Special report: Infusion pumps enter the age of integration

by Diana Bradley, Staff Writer | July 13, 2012
From the July 2012 issue of HealthCare Business News magazine

Alternative safety features
Increasingly, today’s infusion systems focus on three core capabilities: reliability of design; robustness of the safety features; and wireless connectivity that enables data analysis of infusions and better, faster understanding of how the device is functioning, explains David Ferguson, vice president of infusion systems at Baxter Healthcare Corp.

An array of safety features are usually available on most pumps, including drug libraries, which issue alerts if a programmed infusion of a drug is outside of recommended parameters.

In April, Baxter completed its acquisition of SIGMA International. Baxter’s SIGMA Spectrum smart infusion system utilizes sophisticated drug error prevention software that helps clinicians avoid programming errors that may result in incorrect administration of infusion therapies. This software, embodied in the Master Drug Library, allows a facility to deliberately set upper and lower dosing limits on infused medications to ensure that programming errors by a clinician do not exceed the facility’s therapeutic guidelines.

Hospira’s Symbiq, with built-in MedNet safety software, was the first general infusion system developed to provide additional medication error protection by requiring users to select a drug library entry from the safety software for all drug delivery programs.
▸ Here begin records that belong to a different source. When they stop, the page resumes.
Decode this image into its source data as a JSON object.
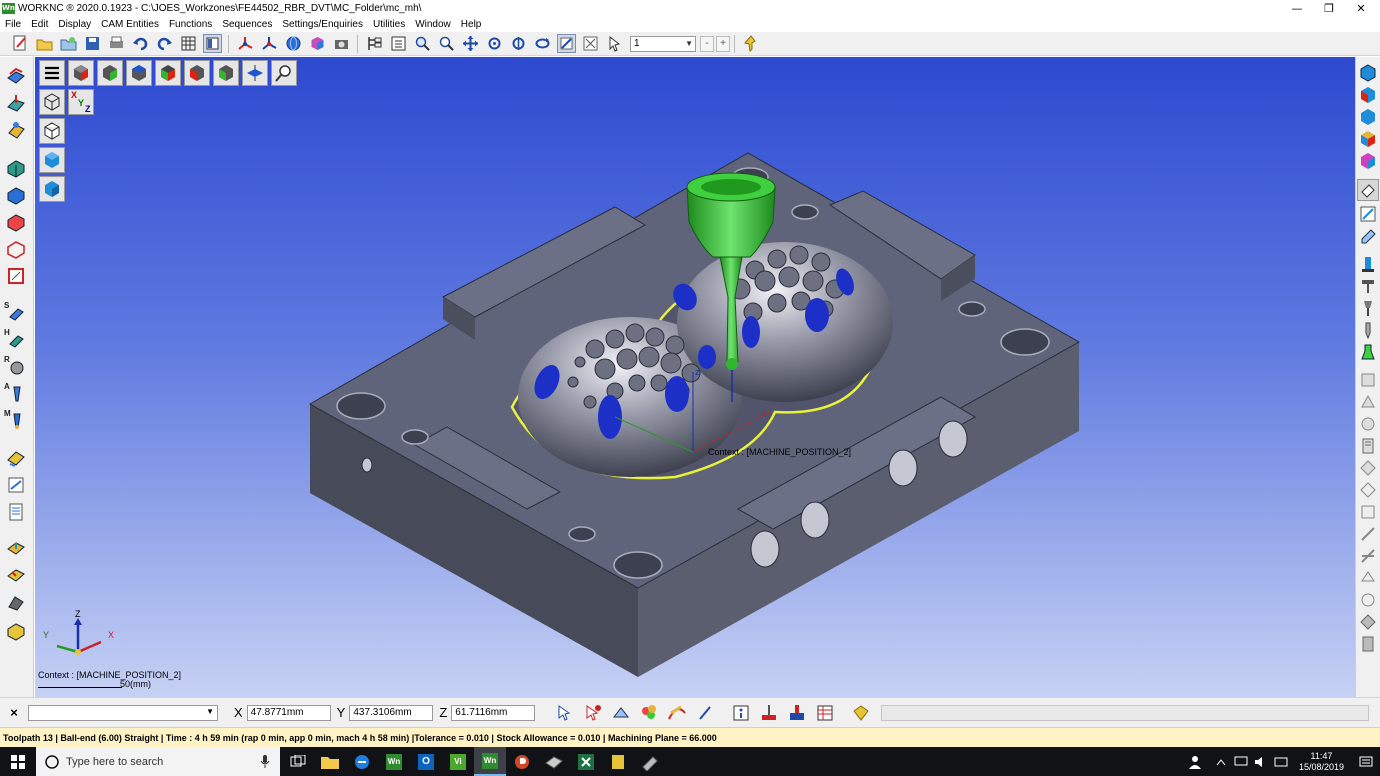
{
  "window": {
    "app_logo": "Wn",
    "title": "WORKNC ® 2020.0.1923 - C:\\JOES_Workzones\\FE44502_RBR_DVT\\MC_Folder\\mc_mh\\",
    "minimize": "—",
    "restore": "❐",
    "close": "✕"
  },
  "menu": {
    "items": [
      "File",
      "Edit",
      "Display",
      "CAM Entities",
      "Functions",
      "Sequences",
      "Settings/Enquiries",
      "Utilities",
      "Window",
      "Help"
    ]
  },
  "toolbar": {
    "combo_value": "1",
    "minus": "-",
    "plus": "+"
  },
  "viewport": {
    "context_label": "Context : [MACHINE_POSITION_2]",
    "triad_label": "Context : [MACHINE_POSITION_2]",
    "scale_label": "50(mm)",
    "axis_x": "X",
    "axis_y": "Y",
    "axis_z": "Z",
    "triad_x": "x",
    "triad_y": "y",
    "triad_z": "z",
    "xyz_button_x": "X",
    "xyz_button_y": "Y",
    "xyz_button_z": "Z",
    "side_keys": [
      "S",
      "H",
      "R",
      "A",
      "M"
    ]
  },
  "coords": {
    "close": "×",
    "x_label": "X",
    "x_value": "47.8771mm",
    "y_label": "Y",
    "y_value": "437.3106mm",
    "z_label": "Z",
    "z_value": "61.7116mm"
  },
  "status": {
    "text": "Toolpath 13 | Ball-end (6.00) Straight | Time : 4 h 59 min (rap 0 min, app 0 min, mach 4 h 58 min) |Tolerance = 0.010 | Stock Allowance = 0.010 | Machining Plane = 66.000"
  },
  "taskbar": {
    "search_placeholder": "Type here to search",
    "time": "11:47",
    "date": "15/08/2019",
    "apps": [
      "Wn",
      "O",
      "Vi",
      "Wn"
    ]
  },
  "colors": {
    "viewport_top": "#2d49cf",
    "viewport_bottom": "#c7d1f4",
    "part": "#5f6374",
    "tool": "#2fb82f",
    "pocket_blue": "#1c2fc7",
    "contour_yellow": "#e8f23a",
    "status_bg": "#fff2c4"
  }
}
KLAS’ report states that Symbiq infusion pumps have the highest reported safety software drug library compliance among large- volume pumps, at 93 percent. It is also one of the first devices to achieve smart pump EMR integration, also known as IVCI.

Although drug libraries catch most errors, blunders can still occur. In KLAS’ report, 23 percent of surveyed organizations reported serious medication incidents in the past two years and 60 percent of those were made while using drug libraries. In fact, the FDA continues to receive reports related to programming and administration errors, even when clinicians utilize drug libraries.

One case reported through the FDA’s Medical Device Reporting program dealt with an accidental administration of a non-therapeutic anticoagulation dose to a patient. The mix-up ultimately led to a lower extremity amputation. The dosing error possibly caused or contributed to this outcome, though the report was not conclusive. The user facility has since updated the drug library with new minimum hard and soft dose limits for heparin and implemented additional education for the nursing staff to prevent recurrence of this programming error.